Rolled out in April 2010, the unique aspect about Yes Bank's IAM system is that it works on a "push" mechanism, while other systems in the market work on "pull". The typical IAM solution has a central console and pulls signals from applications like Oracle Flexcube and Microsoft Exchange (among others). In case of such IAM solutions, existing applications need to learn to talk with IAM central console requiring alteration in applications. In case of Yes bank's IAM solution, the changes are restricted to a central console. So when a user logs into Windows and wants to log in to Exchange, he has to resupply the user ID and password. "Rather than have Exchange pull information, we are pushing ID and password to get entitlements," explains Jain. This pull mechanism is one of the main reasons behind Yes Bank's faster and cost effective IAM implementation.
Jain claims that Yes Bank has achieved the critical 80% functionality of any standard IAM system. The remaining 20% includes applications that cannot be integrated. ID creation and rights entitlement remains manual in case of such applications. Flexcube, the bank's core banking application, has not yet been completely integrated with Active Directory, since its upgrade is expected in 2011.
The challenging job took Yes Bank just three months. Apart from LDAP integration challenges, Yes Bank faced structural issues. Hitesh Mulani, the CISO of Yes Bank explains, "Our earlier structure demanded that an individual's ID is reviewed by his immediate senior. We soon realized that it was probably too much information in the hands of people (some quite new) in the organization. So we changed the structure and confined IDs review to just a few senior people."

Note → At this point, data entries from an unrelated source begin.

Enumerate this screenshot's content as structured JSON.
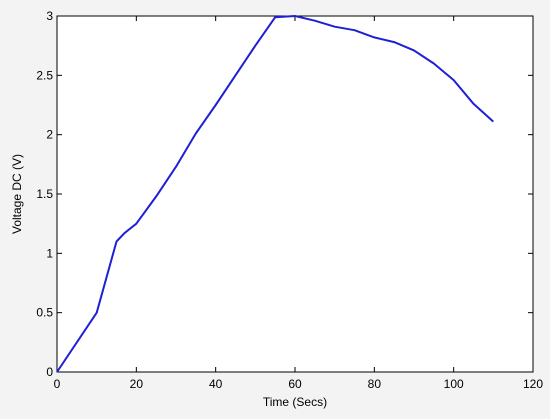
{
  "chart_data": {
    "type": "line",
    "title": "",
    "xlabel": "Time (Secs)",
    "ylabel": "Voltage DC (V)",
    "xlim": [
      0,
      120
    ],
    "ylim": [
      0,
      3
    ],
    "xticks": [
      0,
      20,
      40,
      60,
      80,
      100,
      120
    ],
    "yticks": [
      0,
      0.5,
      1,
      1.5,
      2,
      2.5,
      3
    ],
    "xtick_labels": [
      "0",
      "20",
      "40",
      "60",
      "80",
      "100",
      "120"
    ],
    "ytick_labels": [
      "0",
      "0.5",
      "1",
      "1.5",
      "2",
      "2.5",
      "3"
    ],
    "grid": false,
    "legend": "none",
    "colors": {
      "line": "#1f1fd6",
      "axes_bg": "#ffffff",
      "figure_bg": "#f3f3f3",
      "axis": "#000000"
    },
    "series": [
      {
        "x": [
          0,
          10,
          15,
          17,
          20,
          25,
          30,
          35,
          40,
          45,
          50,
          55,
          60,
          65,
          70,
          75,
          80,
          85,
          90,
          95,
          100,
          105,
          110
        ],
        "y": [
          0,
          0.5,
          1.1,
          1.17,
          1.25,
          1.48,
          1.73,
          2.01,
          2.25,
          2.5,
          2.75,
          2.99,
          3.0,
          2.96,
          2.91,
          2.88,
          2.82,
          2.78,
          2.71,
          2.6,
          2.46,
          2.26,
          2.11
        ]
      }
    ]
  }
}
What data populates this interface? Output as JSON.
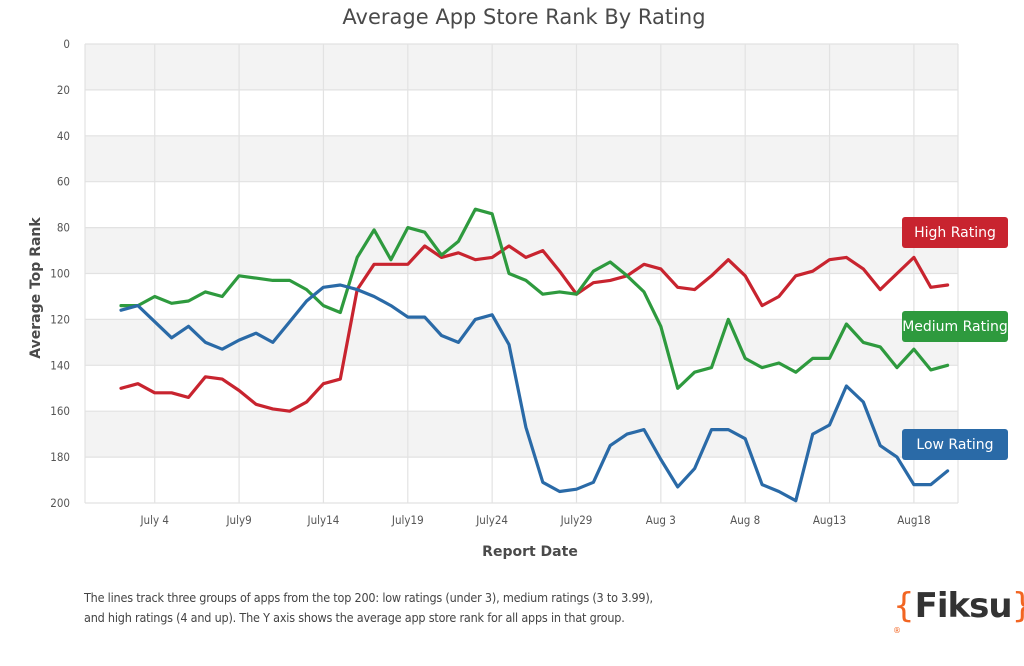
{
  "chart_data": {
    "type": "line",
    "title": "Average App Store Rank By Rating",
    "xlabel": "Report Date",
    "ylabel": "Average Top Rank",
    "ylim": [
      0,
      200
    ],
    "y_inverted": true,
    "y_ticks": [
      "0",
      "20",
      "40",
      "60",
      "80",
      "100",
      "120",
      "140",
      "160",
      "180",
      "200"
    ],
    "x_tick_labels": [
      {
        "day_index": 2,
        "label": "July 4"
      },
      {
        "day_index": 7,
        "label": "July9"
      },
      {
        "day_index": 12,
        "label": "July14"
      },
      {
        "day_index": 17,
        "label": "July19"
      },
      {
        "day_index": 22,
        "label": "July24"
      },
      {
        "day_index": 27,
        "label": "July29"
      },
      {
        "day_index": 32,
        "label": "Aug 3"
      },
      {
        "day_index": 37,
        "label": "Aug 8"
      },
      {
        "day_index": 42,
        "label": "Aug13"
      },
      {
        "day_index": 47,
        "label": "Aug18"
      }
    ],
    "x_range_days": [
      0,
      49
    ],
    "x_start_date": "July 2",
    "grid": true,
    "legend_placement": "right",
    "series": [
      {
        "name": "High Rating",
        "color": "#c8242f",
        "values": [
          150,
          148,
          152,
          152,
          154,
          145,
          146,
          151,
          157,
          159,
          160,
          156,
          148,
          146,
          107,
          96,
          96,
          96,
          88,
          93,
          91,
          94,
          93,
          88,
          93,
          90,
          99,
          109,
          104,
          103,
          101,
          96,
          98,
          106,
          107,
          101,
          94,
          101,
          114,
          110,
          101,
          99,
          94,
          93,
          98,
          107,
          100,
          93,
          106,
          105
        ]
      },
      {
        "name": "Medium Rating",
        "color": "#2e9a3e",
        "values": [
          114,
          114,
          110,
          113,
          112,
          108,
          110,
          101,
          102,
          103,
          103,
          107,
          114,
          117,
          93,
          81,
          94,
          80,
          82,
          92,
          86,
          72,
          74,
          100,
          103,
          109,
          108,
          109,
          99,
          95,
          101,
          108,
          123,
          150,
          143,
          141,
          120,
          137,
          141,
          139,
          143,
          137,
          137,
          122,
          130,
          132,
          141,
          133,
          142,
          140
        ]
      },
      {
        "name": "Low Rating",
        "color": "#2a6aa7",
        "values": [
          116,
          114,
          121,
          128,
          123,
          130,
          133,
          129,
          126,
          130,
          121,
          112,
          106,
          105,
          107,
          110,
          114,
          119,
          119,
          127,
          130,
          120,
          118,
          131,
          167,
          191,
          195,
          194,
          191,
          175,
          170,
          168,
          181,
          193,
          185,
          168,
          168,
          172,
          192,
          195,
          199,
          170,
          166,
          149,
          156,
          175,
          180,
          192,
          192,
          186
        ]
      }
    ]
  },
  "legend": {
    "high_label": "High Rating",
    "medium_label": "Medium Rating",
    "low_label": "Low Rating"
  },
  "footnote": {
    "line1": "The lines track three groups of apps from the top 200: low ratings (under 3), medium ratings (3 to 3.99),",
    "line2": "and high ratings (4 and up). The Y axis shows the average app store rank for all apps in that group."
  },
  "logo": {
    "open_brace": "{",
    "word": "Fiksu",
    "close_brace": "}",
    "reg": "®"
  }
}
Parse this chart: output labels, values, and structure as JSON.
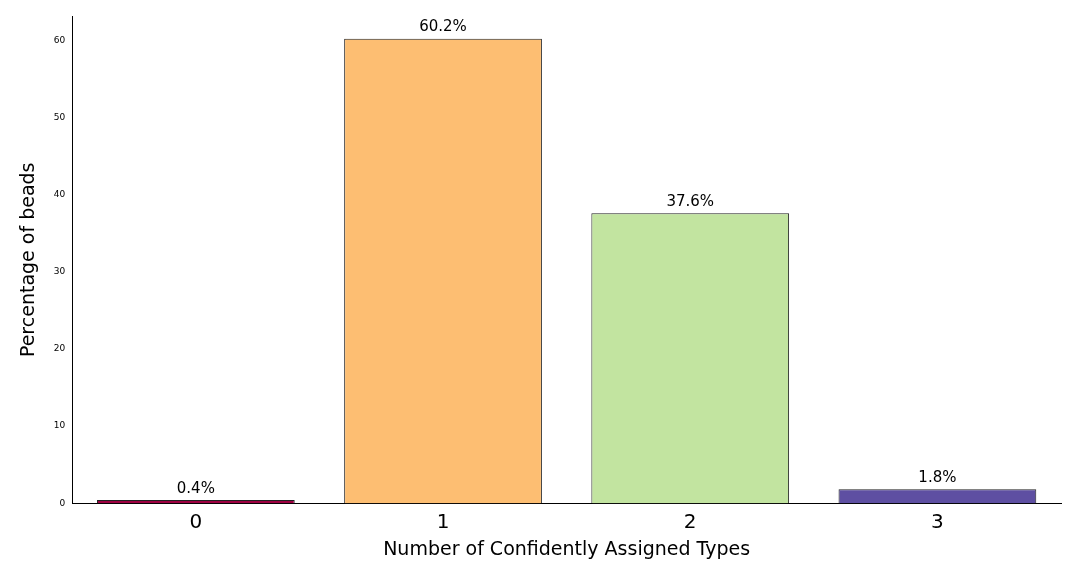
{
  "chart_data": {
    "type": "bar",
    "xlabel": "Number of Confidently Assigned Types",
    "ylabel": "Percentage of beads",
    "categories": [
      "0",
      "1",
      "2",
      "3"
    ],
    "values": [
      0.4,
      60.2,
      37.6,
      1.8
    ],
    "colors": [
      "#9e0142",
      "#fdbe72",
      "#c2e4a0",
      "#5e4fa2"
    ],
    "value_labels": [
      "0.4%",
      "60.2%",
      "37.6%",
      "1.8%"
    ],
    "ylim": [
      0,
      63.1
    ],
    "yticks": [
      0,
      10,
      20,
      30,
      40,
      50,
      60
    ],
    "grid": false,
    "legend": false
  }
}
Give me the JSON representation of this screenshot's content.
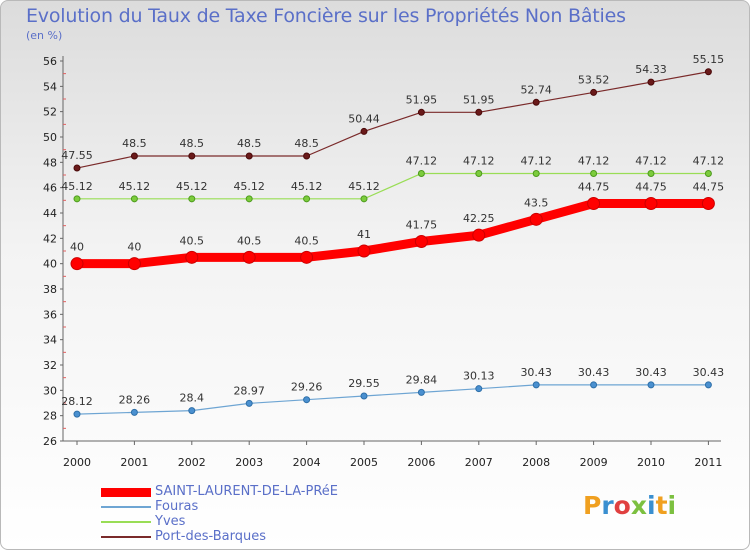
{
  "title": "Evolution du Taux de Taxe Foncière sur les Propriétés Non Bâties",
  "unit_label": "(en %)",
  "logo": {
    "text": "Proxiti"
  },
  "colors": {
    "saint_laurent": "#ff0000",
    "fouras": "#6ea5d3",
    "yves": "#99dd55",
    "port_des_barques": "#7a2a2a",
    "title": "#5a6fc8"
  },
  "chart_data": {
    "type": "line",
    "title": "Evolution du Taux de Taxe Foncière sur les Propriétés Non Bâties",
    "ylabel": "(en %)",
    "xlabel": "",
    "ylim": [
      26,
      56
    ],
    "yticks": [
      "26",
      "28",
      "30",
      "32",
      "34",
      "36",
      "38",
      "40",
      "42",
      "44",
      "46",
      "48",
      "50",
      "52",
      "54",
      "56"
    ],
    "categories": [
      "2000",
      "2001",
      "2002",
      "2003",
      "2004",
      "2005",
      "2006",
      "2007",
      "2008",
      "2009",
      "2010",
      "2011"
    ],
    "grid": false,
    "legend_position": "bottom-left",
    "series": [
      {
        "name": "SAINT-LAURENT-DE-LA-PRéE",
        "color": "#ff0000",
        "values": [
          40,
          40,
          40.5,
          40.5,
          40.5,
          41,
          41.75,
          42.25,
          43.5,
          44.75,
          44.75,
          44.75
        ],
        "labels": [
          "40",
          "40",
          "40.5",
          "40.5",
          "40.5",
          "41",
          "41.75",
          "42.25",
          "43.5",
          "44.75",
          "44.75",
          "44.75"
        ]
      },
      {
        "name": "Fouras",
        "color": "#6ea5d3",
        "values": [
          28.12,
          28.26,
          28.4,
          28.97,
          29.26,
          29.55,
          29.84,
          30.13,
          30.43,
          30.43,
          30.43,
          30.43
        ],
        "labels": [
          "28.12",
          "28.26",
          "28.4",
          "28.97",
          "29.26",
          "29.55",
          "29.84",
          "30.13",
          "30.43",
          "30.43",
          "30.43",
          "30.43"
        ]
      },
      {
        "name": "Yves",
        "color": "#99dd55",
        "values": [
          45.12,
          45.12,
          45.12,
          45.12,
          45.12,
          45.12,
          47.12,
          47.12,
          47.12,
          47.12,
          47.12,
          47.12
        ],
        "labels": [
          "45.12",
          "45.12",
          "45.12",
          "45.12",
          "45.12",
          "45.12",
          "47.12",
          "47.12",
          "47.12",
          "47.12",
          "47.12",
          "47.12"
        ]
      },
      {
        "name": "Port-des-Barques",
        "color": "#7a2a2a",
        "values": [
          47.55,
          48.5,
          48.5,
          48.5,
          48.5,
          50.44,
          51.95,
          51.95,
          52.74,
          53.52,
          54.33,
          55.15
        ],
        "labels": [
          "47.55",
          "48.5",
          "48.5",
          "48.5",
          "48.5",
          "50.44",
          "51.95",
          "51.95",
          "52.74",
          "53.52",
          "54.33",
          "55.15"
        ]
      }
    ]
  }
}
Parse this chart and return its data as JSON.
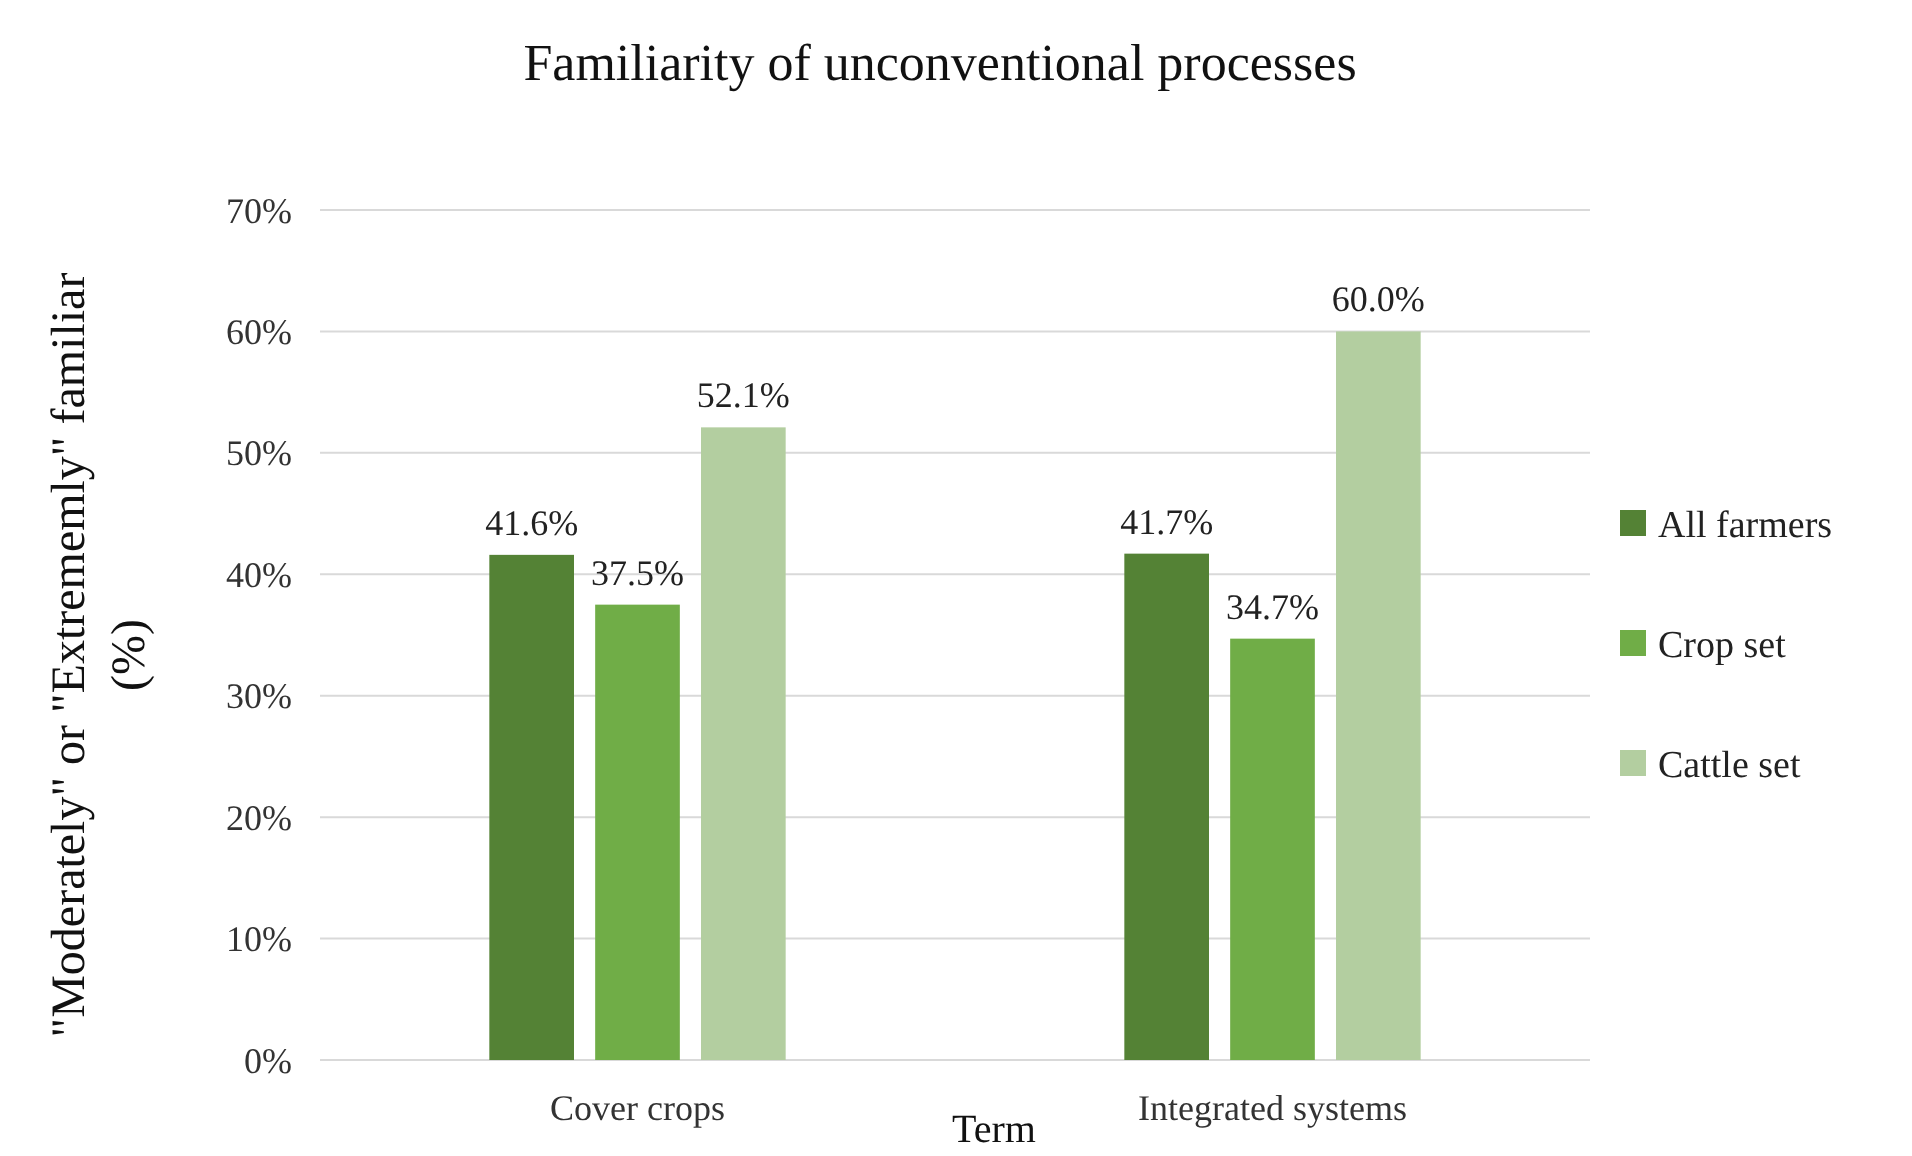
{
  "chart_data": {
    "type": "bar",
    "title": "Familiarity of unconventional processes",
    "xlabel": "Term",
    "ylabel": "\"Moderately\" or \"Extrememly\" familiar\n(%)",
    "categories": [
      "Cover crops",
      "Integrated systems"
    ],
    "series": [
      {
        "name": "All farmers",
        "color": "#548235",
        "values": [
          41.6,
          41.7
        ],
        "value_labels": [
          "41.6%",
          "41.7%"
        ]
      },
      {
        "name": "Crop set",
        "color": "#70ad47",
        "values": [
          37.5,
          34.7
        ],
        "value_labels": [
          "37.5%",
          "34.7%"
        ]
      },
      {
        "name": "Cattle set",
        "color": "#b3cea0",
        "values": [
          52.1,
          60.0
        ],
        "value_labels": [
          "52.1%",
          "60.0%"
        ]
      }
    ],
    "ylim": [
      0,
      70
    ],
    "yticks": [
      {
        "value": 0,
        "label": "0%"
      },
      {
        "value": 10,
        "label": "10%"
      },
      {
        "value": 20,
        "label": "20%"
      },
      {
        "value": 30,
        "label": "30%"
      },
      {
        "value": 40,
        "label": "40%"
      },
      {
        "value": 50,
        "label": "50%"
      },
      {
        "value": 60,
        "label": "60%"
      },
      {
        "value": 70,
        "label": "70%"
      }
    ],
    "grid": "y",
    "legend": "right"
  }
}
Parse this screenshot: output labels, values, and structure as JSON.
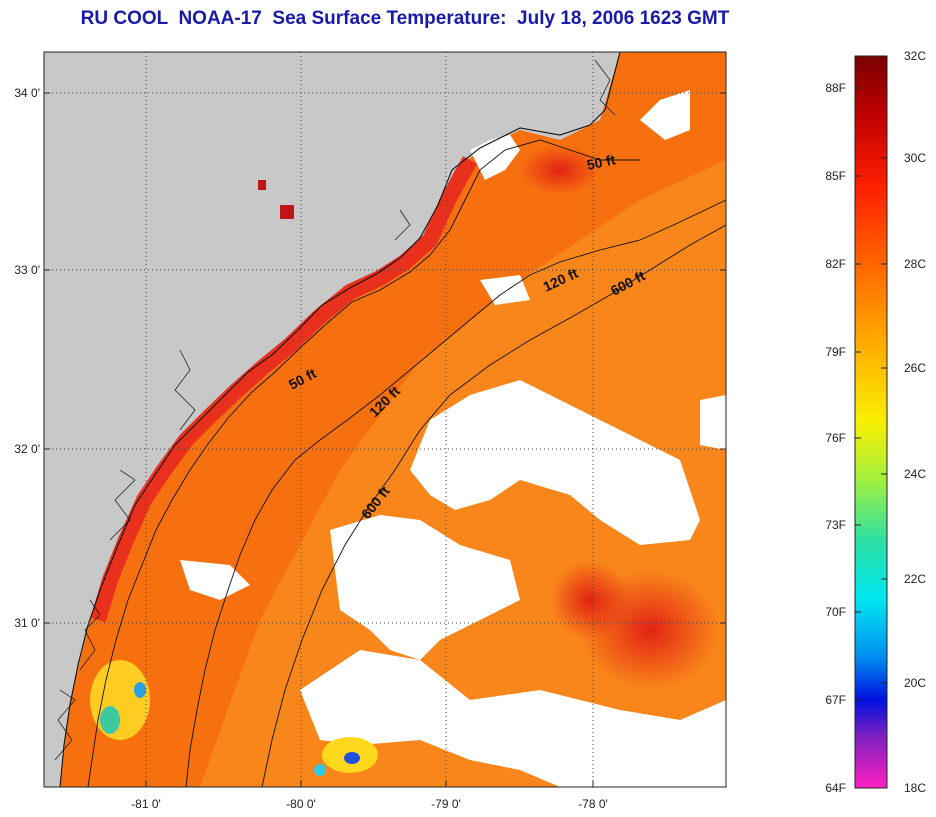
{
  "title": "RU COOL  NOAA-17  Sea Surface Temperature:  July 18, 2006 1623 GMT",
  "axes": {
    "longitude_ticks": [
      "-81 0'",
      "-80 0'",
      "-79 0'",
      "-78 0'"
    ],
    "latitude_ticks": [
      "34 0'",
      "33 0'",
      "32 0'",
      "31 0'"
    ]
  },
  "contours": {
    "labels": [
      "50 ft",
      "50 ft",
      "120 ft",
      "120 ft",
      "600 ft",
      "600 ft"
    ]
  },
  "colorbar": {
    "fahrenheit": [
      "88F",
      "85F",
      "82F",
      "79F",
      "76F",
      "73F",
      "70F",
      "67F",
      "64F"
    ],
    "celsius": [
      "32C",
      "30C",
      "28C",
      "26C",
      "24C",
      "22C",
      "20C",
      "18C"
    ]
  },
  "colors": {
    "land": "#c8c8c8",
    "sea_warm": "#f76a12",
    "sea_hot": "#e92a12",
    "cloud": "#ffffff",
    "title": "#1a1aa8"
  }
}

Standardization of IDs and automation of entitlement review has made the process simpler. By not choosing a readymade IAM solution, Yes Bank will save almost Rs 2 crore over a period of five years. Employee on-boarding and off-boarding processes which used to last for days have been shortened to few hours. Jain believes that the bank will save at least Rs 40,00,000 (conservative estimate) per year in just the on-boarding process.
Yes Bank is now looking at covering the remaining 20% functionality of its IAM system. It hopes to avoid manual intervention. The bank also wants to automate log review of security administration, so that every system change is registered, and changes in rights generate audit trails.